To the editor:

Why is this question of putting carnival rides on the Common an issue at all? Has Halloween in Salem really become so out of control that we require neighborhoods to agree to their historic treasures being jeopardized, to take on traffic jams, fight for new funds to repair the damage, and deal with the noise and the drunken crowds?

Political forces in Salem are trying to remove the city ordinance from the books that prohibits carnivals and large mechanical rides on the Common. Which sets the stage for this situation: If the carnival is allowed in October on Salem Common after the ordinance is nullified, what’s to stop future political forces in the city from allowing a less-responsible carnival franchise from taking it over and causing great damage to the fence and all the parts of our historic park?

There is a long history of trying to preserve the Common. In the 1960s, it was a disastrous mess and a major restoration took place. Since then, it’s still been a struggle for those of us who care greatly about protecting this historic treasure.

There was a time when elephant acts, circuses, and large rides were allowed on the Common.

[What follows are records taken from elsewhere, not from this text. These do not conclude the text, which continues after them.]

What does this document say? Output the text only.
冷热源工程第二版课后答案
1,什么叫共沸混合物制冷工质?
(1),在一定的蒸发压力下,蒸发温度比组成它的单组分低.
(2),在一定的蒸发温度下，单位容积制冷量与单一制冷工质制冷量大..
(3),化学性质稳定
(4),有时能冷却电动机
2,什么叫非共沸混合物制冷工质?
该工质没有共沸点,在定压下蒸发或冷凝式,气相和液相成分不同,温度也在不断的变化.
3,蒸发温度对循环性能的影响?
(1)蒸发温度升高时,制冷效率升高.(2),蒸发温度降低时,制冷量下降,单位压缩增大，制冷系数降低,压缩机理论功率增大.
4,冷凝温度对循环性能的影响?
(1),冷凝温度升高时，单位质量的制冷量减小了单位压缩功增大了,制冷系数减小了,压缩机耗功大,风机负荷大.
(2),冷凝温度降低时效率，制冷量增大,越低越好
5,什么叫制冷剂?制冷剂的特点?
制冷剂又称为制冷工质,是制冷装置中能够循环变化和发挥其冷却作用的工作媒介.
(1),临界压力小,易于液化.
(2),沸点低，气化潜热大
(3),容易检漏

But that was before the realization that the historic parts of the Common could be destroyed by not managing the events there carefully. These large events were part of the reason the Common had fallen into such disrepair by the 1960s.

I feel that if carnival rides are allowed on the Common from now on, there will be great damage done. And it only takes one year of very bad damage for Salem to not be able to find the funds to be able to repair it. Look at the current status of the fence around the Common. A sign stating that the fence is going to be repaired has stood at the entrance for a very long time ... and yet there are still huge chunks of the fence missing. The fence was built in 1850; the Common itself was cleared by the early settlers of Salem in 1667.

The history of the Common is quite amazing. George Washington reviewed the troops there in 1789 (hence the name “Washington Square”). Samuel McIntire, the famous carver and architect of Salem, designed and built wooden arches at its entrances. There is much more history to be told about it, but we’ll just leave it at the assertion that Salem Common must be protected as a historic treasure.

I have no problem with all the other events on the Common. Some of them can be loud, but it’s what I signed up for when I moved to the neighborhood. What I enjoy about living in this spot is that I get to see the year-round culture of Salem’s diverse community. How is the Common not already serving the purpose it was meant for ... to be a place where different groups and people can celebrate their pride in their various nationalities and cultures?

Why have neighborhoods been pitted against other neighborhoods in this battle? I know I am hesitant to get involved in the battle to keep the carnival out of Riley Plaza, because I’m afraid the political forces that be will say, “Well, then let’s put it on the Common.” But I’m not so afraid that I won’t say that I think Riley Plaza is another ridiculous location for the carnival.

Likewise, I think people from other neighborhoods who are against putting the carnival on the Common are afraid to speak out because of the very real possibility the rides may end up in their locations. I’m even already getting some comments from people who had to suffer through the location of last year’s carnival -- they do not want it there again, and if it can be plunked down on the Common, they won’t have to worry about it anymore.

Which brings us back to the basic premise that seems to be driving the search to find a spot for the carnival ... supposedly, the city will be safer if we have a carnival! Where is the data to support such an assumption?! And has Halloween in Salem gotten that out of control that we need to do something as desperate as destroying our historical landmarks to keep the city safe?